Professor Kate Mogulescu to Speak at Human Trafficking Consultation in Bangkok
Professor Kate Mogulescu, director of the Law School's Criminal Defense & Advocacy Clinic, will be one of 15 international speakers at a consultation in Thailand next week focused on human trafficking, titled “Critical Analysis of Criminal Law Approaches to Trafficking in Persons.”

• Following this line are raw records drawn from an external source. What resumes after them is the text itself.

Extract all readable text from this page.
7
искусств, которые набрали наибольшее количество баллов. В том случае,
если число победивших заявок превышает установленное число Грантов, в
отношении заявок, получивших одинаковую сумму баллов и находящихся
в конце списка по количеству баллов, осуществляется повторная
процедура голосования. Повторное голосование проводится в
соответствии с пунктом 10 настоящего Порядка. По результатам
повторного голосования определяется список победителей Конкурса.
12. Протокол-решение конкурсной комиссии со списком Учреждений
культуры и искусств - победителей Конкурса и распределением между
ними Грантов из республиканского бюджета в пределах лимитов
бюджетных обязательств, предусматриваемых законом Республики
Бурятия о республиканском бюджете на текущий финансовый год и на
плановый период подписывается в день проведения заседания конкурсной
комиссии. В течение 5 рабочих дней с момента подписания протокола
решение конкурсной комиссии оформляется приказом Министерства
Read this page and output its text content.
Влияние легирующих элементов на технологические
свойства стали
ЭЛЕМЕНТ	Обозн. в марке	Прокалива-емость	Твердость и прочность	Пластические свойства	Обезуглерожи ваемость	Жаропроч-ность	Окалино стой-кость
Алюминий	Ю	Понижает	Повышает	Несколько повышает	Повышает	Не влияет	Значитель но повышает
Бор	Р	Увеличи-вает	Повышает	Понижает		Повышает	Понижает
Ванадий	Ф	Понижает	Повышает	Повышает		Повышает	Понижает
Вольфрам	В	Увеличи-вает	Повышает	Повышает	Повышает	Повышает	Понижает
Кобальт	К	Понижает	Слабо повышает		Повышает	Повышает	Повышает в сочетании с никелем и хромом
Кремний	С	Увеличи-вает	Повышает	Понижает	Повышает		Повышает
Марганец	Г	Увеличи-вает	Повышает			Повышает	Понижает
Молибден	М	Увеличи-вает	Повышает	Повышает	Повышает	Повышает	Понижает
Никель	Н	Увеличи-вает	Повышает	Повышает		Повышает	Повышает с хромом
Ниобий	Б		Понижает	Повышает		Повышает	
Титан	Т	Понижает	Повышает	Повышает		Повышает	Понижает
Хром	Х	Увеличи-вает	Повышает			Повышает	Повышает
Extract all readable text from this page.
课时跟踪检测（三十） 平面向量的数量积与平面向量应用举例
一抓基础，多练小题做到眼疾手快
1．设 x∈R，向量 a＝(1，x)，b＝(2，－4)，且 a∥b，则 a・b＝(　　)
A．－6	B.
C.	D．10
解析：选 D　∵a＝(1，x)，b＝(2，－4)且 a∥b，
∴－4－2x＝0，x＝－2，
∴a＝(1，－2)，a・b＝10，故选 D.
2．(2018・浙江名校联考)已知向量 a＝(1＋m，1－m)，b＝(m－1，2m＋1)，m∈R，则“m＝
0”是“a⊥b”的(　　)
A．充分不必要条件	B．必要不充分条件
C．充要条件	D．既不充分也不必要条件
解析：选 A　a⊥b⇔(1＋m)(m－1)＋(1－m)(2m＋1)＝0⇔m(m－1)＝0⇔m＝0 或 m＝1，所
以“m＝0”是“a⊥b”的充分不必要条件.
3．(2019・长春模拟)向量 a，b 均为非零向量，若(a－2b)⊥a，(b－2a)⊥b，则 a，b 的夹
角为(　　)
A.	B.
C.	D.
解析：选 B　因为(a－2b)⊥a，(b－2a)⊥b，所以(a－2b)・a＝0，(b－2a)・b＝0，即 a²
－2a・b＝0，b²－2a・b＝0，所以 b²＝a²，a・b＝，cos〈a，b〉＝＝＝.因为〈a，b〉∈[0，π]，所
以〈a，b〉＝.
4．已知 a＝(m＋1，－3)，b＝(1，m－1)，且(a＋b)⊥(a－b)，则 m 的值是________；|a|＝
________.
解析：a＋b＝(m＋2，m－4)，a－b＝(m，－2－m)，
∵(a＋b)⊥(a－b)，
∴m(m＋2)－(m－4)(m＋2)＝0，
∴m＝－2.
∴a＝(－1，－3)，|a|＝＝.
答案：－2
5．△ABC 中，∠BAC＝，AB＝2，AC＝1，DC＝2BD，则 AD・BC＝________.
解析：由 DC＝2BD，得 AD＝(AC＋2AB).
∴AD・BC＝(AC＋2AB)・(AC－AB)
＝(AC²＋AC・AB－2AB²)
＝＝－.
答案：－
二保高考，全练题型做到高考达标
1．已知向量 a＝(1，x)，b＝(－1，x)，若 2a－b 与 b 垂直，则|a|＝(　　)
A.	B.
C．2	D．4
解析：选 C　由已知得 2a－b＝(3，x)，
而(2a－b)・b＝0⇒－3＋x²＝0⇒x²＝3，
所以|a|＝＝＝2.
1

Presented by the Global Alliance Against Traffic in Women, which focuses its efforts on preserving the rights and needs of trafficked persons, the event will be held in Bangkok Nov. 17-18.
Mogulescu’s participation will highlight her expertise in anti-carceral feminist approaches to gender-based violence. Research with survivors of trafficking in the United States has found that the incarceration of traffickers was not a priority for the majority of interviewed survivors, who were more aligned with restorative justice models that seek to repair the harm of trafficking by providing survivors with, for example, community acceptance and access to dignified work.
“I am excited to meet and think with advocates from around the world. Collectively, we will look at the harms of punitive approaches to issues of exploitation and abuse. It is an honor to be invited to participate in such a small convening of dedicated activists,” Mogulescu said, reflecting on the upcoming consultation.
Mogulescu’s work and scholarship center largely on gender, sentencing, and reentry issues in the criminal legal system, with a focus on gender-based violence, intimate partner abuse, sex work, and human trafficking. (In 2016, Mogulescu and Abigail Swenstein published Resisting the Carceral: The need to align anti-trafficking efforts with movements for criminal justice reform, Anti-Trafficking Review, issue 6, 2016, pp. 118–122).
Before joining the faculty and launching CDAC in 2017, Mogulescu worked as a public defender at the Legal Aid Society for 14 years.
Mogulescu has founded several pioneering projects directly related to human trafficking, including, in 2011, the Legal Aid Society’s Exploitation Intervention Project, the first effort by a public defender office to address the systemic criminalization of victims of trafficking and gender-based violence; and in 2016, Freedom Network USA’s Survivor Reentry Project (2016), the only national program to coordinate post-conviction relief to human trafficking survivors by connecting them to a nationwide network of pro bono lawyers.
Alongside a small group of advocates, Mogulescu also co-founded the Survivors Justice Project (SJP) in 2020 and grew it into an interdisciplinary collective of activists, lawyers, researchers, social workers, and students—many of whom are survivors of domestic violence and long-term incarceration. SJP is now its own program, but its work remains the signature project that students in Brooklyn Law School’s Criminal Defense & Advocacy Clinic (CDAC) focus on under Mogulescu’s direction.